Can the Avery debate reach that far? If you don't feel the structured system is best, can you ask why the Stars weren't able to adapt to Avery? He obviously has talent. He can skate, he can agitate, he can score goals. When you watch him now and see what his high-end potential is, do you cut Brett Hull a little more slack for liking what he saw? Could Avery have been the final piece if the team was healthy or was it simply the wrong player at the wrong time?
Heika still sees it as "wrong player at the wrong time," which may be correct. Avery was an ill-fit; a redundant player based on what was already on the Stars' roster. He was also an odd fit for a team that had just come off a successful playoff run and seemed to thrive on that chemistry.

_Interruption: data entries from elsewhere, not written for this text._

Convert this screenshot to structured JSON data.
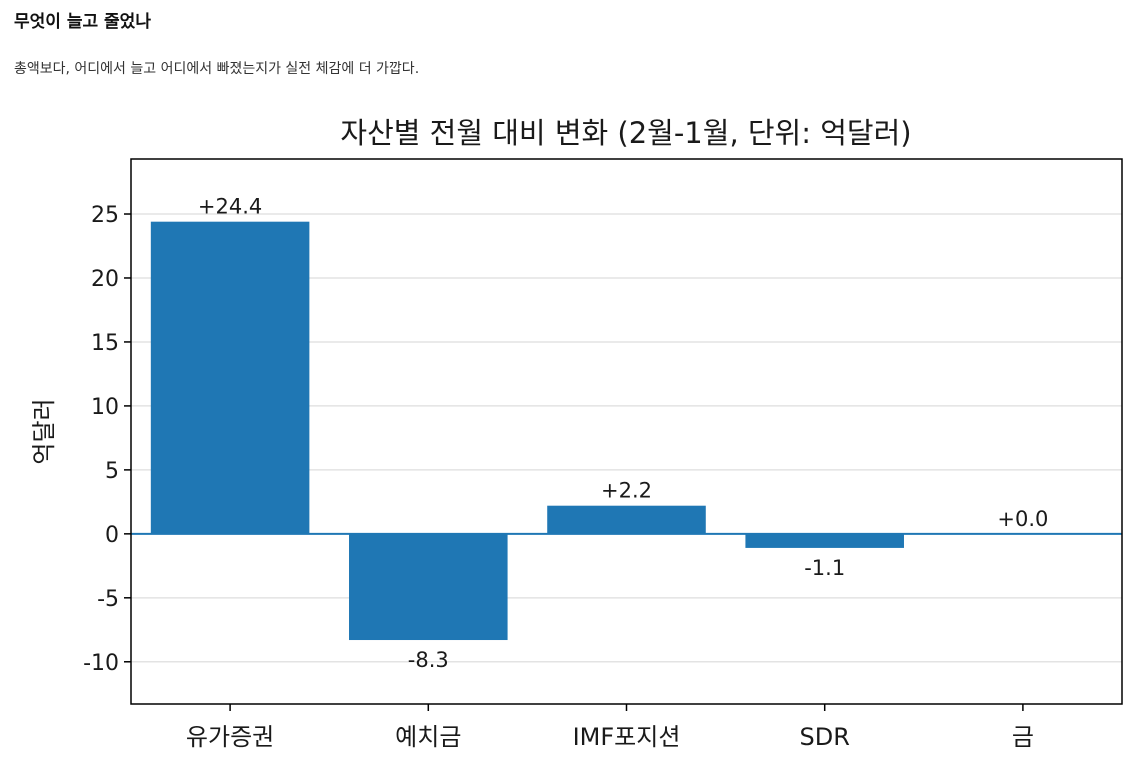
{
  "header": {
    "title": "무엇이 늘고 줄었나",
    "subtitle": "총액보다, 어디에서 늘고 어디에서 빠졌는지가 실전 체감에 더 가깝다."
  },
  "chart_data": {
    "type": "bar",
    "title": "자산별 전월 대비 변화 (2월-1월, 단위: 억달러)",
    "xlabel": "",
    "ylabel": "억달러",
    "categories": [
      "유가증권",
      "예치금",
      "IMF포지션",
      "SDR",
      "금"
    ],
    "values": [
      24.4,
      -8.3,
      2.2,
      -1.1,
      0.0
    ],
    "value_labels": [
      "+24.4",
      "-8.3",
      "+2.2",
      "-1.1",
      "+0.0"
    ],
    "ylim": [
      -13.3,
      29.3
    ],
    "yticks": [
      -10,
      -5,
      0,
      5,
      10,
      15,
      20,
      25
    ],
    "ytick_labels": [
      "-10",
      "-5",
      "0",
      "5",
      "10",
      "15",
      "20",
      "25"
    ],
    "grid": true,
    "bar_color": "#1f77b4",
    "zero_line_color": "#1f77b4"
  }
}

It's a great read from Heika, even if it asks more than it answers. One more point that's worth conveying, regarding Avery, the NHL and marketing:
Does Avery's success on Broadway and the current use of him as a marketing tool (by the NHL, NBC and Versus) strike just a bit of an ironic chord in this sport? I honestly believe Avery was trying to prove he was a brilliant marketer when he uttered those offensive words in Calgary back in December. He wanted to show the NHL that he knew how to bring in a crowd. And you know what, he was right. His technique was wrong, but his vision was right.
Avery's marketing instincts have always been keen when it comes to the notion of marketing heroes, villains and personalities that's been completely lost on the NHL for decades.

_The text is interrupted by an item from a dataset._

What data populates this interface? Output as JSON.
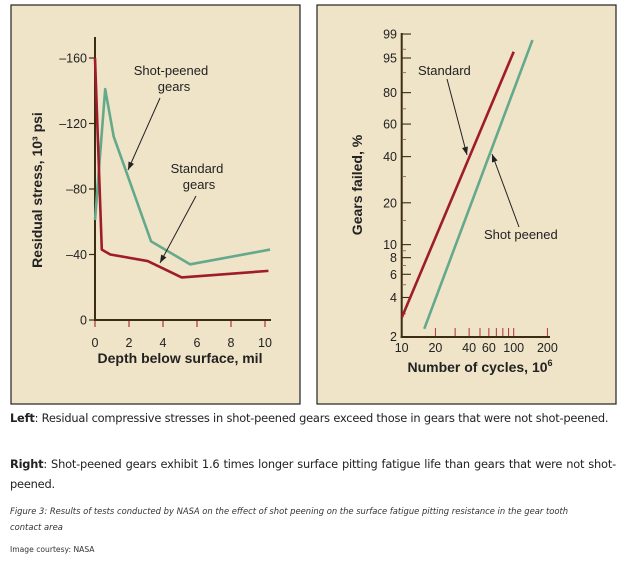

But it's not ironic or hypocrisy for the NHL to market Avery now with the Rangers -- it's predictable.
The NHL always wants to control the message, control the image, control the persona. Avery wanted to create his own character, and that didn't sit well with the suits. So when he did something that, even in hindsight, strikes any rational person as incredibly benign, the NHL slapped him down and shipped him off for a personality adjustment.
Now that the League is comfortable that there's been some reform, that there is some restraint, it will embrace Avery as a dulled but still compelling personality. Until, and unless, he becomes Sean Avery again.